Retirement withdrawal planning can be very complex
I read a fascinating article recently about retirement withdrawal planning in the November/December 2006 issue of the Financial Analysts Journal (Withdrawal Location with Progressive Tax Rates, Stephen M. Horan, CFA). Let me warn you, the Financial Analysts Journal is not light reading. However, the issues of the article and some of it’s conclusions are important to consider.
Planning withdrawals in retirement can be complex because it’s possible to have so many different kinds of retirement accounts to withdraw from: Roth IRA, traditional IRA, taxable accounts, etc. Which account you withdraw from and when can have huge implications on your standard of living and the length of time your money may last.
The reason is simple, each type of account is taxed differently when you withdraw the money. Roth accounts have no tax consequences at withdrawal. Tax deferred accounts (like traditional IRAs, 401(k)s, Thrift Savings Plans, etc.) are taxed at income tax rates, where the tax increases as you withdraw more money. Taxable accounts are currently taxed at a maximum of 15% for capital gains and dividends or at your marginal income tax rate for interest or non-qualified dividends (dividends that haven’t been taxed at the corporate level like Real Estate Investment Trusts and Business Development Companies).
Which account you withdraw from may have significant tax consequences, and withdrawing from different accounts at different times could also significantly impact the amount of money you can pull from your retirement accounts and the length of time your money lasts. Added to this, tax deferred accounts like traditional IRAs require mandatory withdrawals, even further increasing the difficulty of figuring out how to withdraw your money.

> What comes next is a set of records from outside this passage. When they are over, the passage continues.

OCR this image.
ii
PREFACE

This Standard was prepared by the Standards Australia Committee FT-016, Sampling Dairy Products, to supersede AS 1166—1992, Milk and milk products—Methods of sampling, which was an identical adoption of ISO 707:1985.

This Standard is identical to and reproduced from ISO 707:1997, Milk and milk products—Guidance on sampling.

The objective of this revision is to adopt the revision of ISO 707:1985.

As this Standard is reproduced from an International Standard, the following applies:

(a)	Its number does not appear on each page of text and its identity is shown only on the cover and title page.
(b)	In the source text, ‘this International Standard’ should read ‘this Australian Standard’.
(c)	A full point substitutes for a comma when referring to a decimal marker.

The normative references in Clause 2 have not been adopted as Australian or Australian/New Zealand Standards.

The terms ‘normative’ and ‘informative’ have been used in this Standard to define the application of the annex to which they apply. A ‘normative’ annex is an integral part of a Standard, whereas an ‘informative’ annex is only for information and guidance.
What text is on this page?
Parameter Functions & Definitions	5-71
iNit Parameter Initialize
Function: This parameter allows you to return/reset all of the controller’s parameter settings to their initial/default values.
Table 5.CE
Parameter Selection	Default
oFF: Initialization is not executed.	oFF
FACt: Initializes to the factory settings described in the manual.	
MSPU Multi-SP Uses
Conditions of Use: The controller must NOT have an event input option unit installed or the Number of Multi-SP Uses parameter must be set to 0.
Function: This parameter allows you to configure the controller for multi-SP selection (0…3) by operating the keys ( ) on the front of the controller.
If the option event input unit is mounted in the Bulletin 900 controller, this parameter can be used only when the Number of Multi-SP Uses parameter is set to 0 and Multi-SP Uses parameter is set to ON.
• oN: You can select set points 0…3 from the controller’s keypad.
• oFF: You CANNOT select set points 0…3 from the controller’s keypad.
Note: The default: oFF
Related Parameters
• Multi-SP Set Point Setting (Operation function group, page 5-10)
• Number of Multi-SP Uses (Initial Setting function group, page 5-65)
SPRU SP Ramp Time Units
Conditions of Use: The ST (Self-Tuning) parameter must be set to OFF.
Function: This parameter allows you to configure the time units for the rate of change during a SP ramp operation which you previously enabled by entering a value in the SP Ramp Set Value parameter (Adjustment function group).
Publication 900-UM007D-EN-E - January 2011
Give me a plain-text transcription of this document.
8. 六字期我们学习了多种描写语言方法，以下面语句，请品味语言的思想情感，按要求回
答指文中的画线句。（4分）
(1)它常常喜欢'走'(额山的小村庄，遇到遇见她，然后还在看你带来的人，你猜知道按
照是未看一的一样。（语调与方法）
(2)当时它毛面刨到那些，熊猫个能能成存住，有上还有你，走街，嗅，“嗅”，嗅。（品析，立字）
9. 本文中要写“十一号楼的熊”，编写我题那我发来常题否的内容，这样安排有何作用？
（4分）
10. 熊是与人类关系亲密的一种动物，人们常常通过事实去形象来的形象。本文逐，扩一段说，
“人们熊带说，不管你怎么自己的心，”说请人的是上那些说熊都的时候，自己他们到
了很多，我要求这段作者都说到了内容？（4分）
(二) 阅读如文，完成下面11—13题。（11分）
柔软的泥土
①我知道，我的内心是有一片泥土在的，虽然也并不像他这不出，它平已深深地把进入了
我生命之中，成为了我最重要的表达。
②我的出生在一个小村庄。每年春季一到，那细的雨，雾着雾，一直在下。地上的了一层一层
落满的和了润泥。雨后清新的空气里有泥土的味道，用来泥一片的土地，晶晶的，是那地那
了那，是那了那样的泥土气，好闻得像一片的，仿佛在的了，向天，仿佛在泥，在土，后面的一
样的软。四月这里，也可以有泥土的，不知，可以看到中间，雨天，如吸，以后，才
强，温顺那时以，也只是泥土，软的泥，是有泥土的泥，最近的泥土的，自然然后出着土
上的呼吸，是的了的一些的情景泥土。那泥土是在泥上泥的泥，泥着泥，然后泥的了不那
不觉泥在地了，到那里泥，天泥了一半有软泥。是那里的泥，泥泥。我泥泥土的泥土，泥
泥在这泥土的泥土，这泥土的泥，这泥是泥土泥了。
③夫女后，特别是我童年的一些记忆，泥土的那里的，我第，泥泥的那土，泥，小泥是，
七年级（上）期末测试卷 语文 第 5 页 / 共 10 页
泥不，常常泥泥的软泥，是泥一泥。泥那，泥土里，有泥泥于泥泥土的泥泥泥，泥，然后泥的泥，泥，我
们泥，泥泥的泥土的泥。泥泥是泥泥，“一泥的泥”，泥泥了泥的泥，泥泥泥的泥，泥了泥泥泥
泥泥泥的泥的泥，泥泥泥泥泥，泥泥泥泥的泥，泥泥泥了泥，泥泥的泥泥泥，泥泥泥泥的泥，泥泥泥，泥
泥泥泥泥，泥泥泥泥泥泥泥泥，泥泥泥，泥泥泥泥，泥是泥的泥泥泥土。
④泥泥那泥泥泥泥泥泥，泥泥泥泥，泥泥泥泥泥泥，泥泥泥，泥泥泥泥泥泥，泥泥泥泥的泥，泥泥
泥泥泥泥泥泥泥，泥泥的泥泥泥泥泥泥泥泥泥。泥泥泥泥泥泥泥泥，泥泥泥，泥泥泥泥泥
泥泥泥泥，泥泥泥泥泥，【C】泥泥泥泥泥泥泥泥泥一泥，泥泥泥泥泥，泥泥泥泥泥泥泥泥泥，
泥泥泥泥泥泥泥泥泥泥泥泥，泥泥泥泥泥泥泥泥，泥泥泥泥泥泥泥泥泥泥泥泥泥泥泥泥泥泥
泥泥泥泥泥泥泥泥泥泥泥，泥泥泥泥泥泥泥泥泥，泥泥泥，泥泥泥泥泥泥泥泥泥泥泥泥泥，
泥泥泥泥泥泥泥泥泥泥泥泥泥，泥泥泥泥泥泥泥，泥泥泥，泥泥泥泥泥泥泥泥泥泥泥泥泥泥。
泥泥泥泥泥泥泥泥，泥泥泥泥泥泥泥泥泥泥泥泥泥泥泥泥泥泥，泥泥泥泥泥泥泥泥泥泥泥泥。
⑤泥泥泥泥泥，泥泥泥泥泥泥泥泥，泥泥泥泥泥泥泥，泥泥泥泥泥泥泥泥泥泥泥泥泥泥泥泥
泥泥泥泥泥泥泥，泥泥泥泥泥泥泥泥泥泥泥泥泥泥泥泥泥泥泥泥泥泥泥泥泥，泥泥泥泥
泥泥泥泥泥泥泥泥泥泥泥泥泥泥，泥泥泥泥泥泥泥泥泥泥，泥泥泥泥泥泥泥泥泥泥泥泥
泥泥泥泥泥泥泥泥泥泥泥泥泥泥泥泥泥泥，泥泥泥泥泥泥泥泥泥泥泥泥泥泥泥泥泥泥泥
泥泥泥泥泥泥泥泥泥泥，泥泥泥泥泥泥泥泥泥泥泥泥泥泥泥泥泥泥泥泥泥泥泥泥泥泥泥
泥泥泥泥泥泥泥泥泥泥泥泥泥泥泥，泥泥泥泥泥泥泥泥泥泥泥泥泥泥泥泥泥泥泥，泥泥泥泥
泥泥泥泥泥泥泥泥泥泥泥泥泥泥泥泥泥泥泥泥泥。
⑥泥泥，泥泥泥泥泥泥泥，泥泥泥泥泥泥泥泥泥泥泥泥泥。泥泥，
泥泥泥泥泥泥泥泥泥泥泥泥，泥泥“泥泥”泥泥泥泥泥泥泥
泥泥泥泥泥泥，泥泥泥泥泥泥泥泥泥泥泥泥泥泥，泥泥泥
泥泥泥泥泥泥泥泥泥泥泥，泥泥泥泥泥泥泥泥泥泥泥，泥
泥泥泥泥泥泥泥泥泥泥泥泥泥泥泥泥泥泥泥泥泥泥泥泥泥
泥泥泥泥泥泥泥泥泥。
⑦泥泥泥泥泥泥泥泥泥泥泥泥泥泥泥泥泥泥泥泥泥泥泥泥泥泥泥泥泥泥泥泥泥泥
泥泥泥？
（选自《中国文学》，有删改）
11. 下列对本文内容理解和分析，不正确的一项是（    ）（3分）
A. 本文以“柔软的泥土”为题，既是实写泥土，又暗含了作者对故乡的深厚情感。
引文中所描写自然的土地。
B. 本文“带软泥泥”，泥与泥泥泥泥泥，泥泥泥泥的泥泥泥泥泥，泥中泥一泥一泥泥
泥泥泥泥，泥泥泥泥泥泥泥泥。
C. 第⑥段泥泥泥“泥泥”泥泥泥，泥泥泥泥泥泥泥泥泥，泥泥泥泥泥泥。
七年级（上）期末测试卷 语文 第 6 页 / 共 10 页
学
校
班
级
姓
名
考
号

The article mentioned above attempts to find the optimal strategy for withdrawing money. To simplify the problem, the author only looks at Roth and traditional IRAs to find the best strategy. He starts with the simple strategy of withdrawing from the traditional IRA for income needs first, and then withdrawing from the Roth IRA once the traditional runs out. Then, he tries the reverse strategy, Roth first then traditional. It turns out withdrawing from the traditional first leads to significantly higher withdrawal levels and longer lasting withdrawals.
He also tests mixes of withdrawals from Roth and traditional IRAs. What he finds is that withdrawing up to the 15% tax bracket level from the traditional and then pulling from the Roth next to meet spending needs is the optimal strategy. Of course, this depends on how much money you have saved, too. And it doesn’t include taxable accounts, or pension distributions, or social security, etc.
I hope you’re getting the picture: this is complex stuff. The article’s math is very complicated, and as soon as tax rates change, his conclusions need to be retested. This is one difficult problem to solve, and it can have huge impacts on how much money you live off in retirement and the amount of time your money will last.
I hope some genius designs a computer program that will solve this problem for people. You know, just plug in the amount you have from each source and what you’re getting from a pension and social security, and it tells you to pull out X dollars from A account, etc., so you optimize your income and its longevity. But, in the meantime, this will be one difficult problem to solve.
Nothing in this blog should be considered investment, financial, tax, or legal advice. The opinions, estimates and projections contained herein are subject to change without notice. Information throughout this blog has been obtained from sources believed to be accurate and reliable, but such accuracy cannot be guaranteed.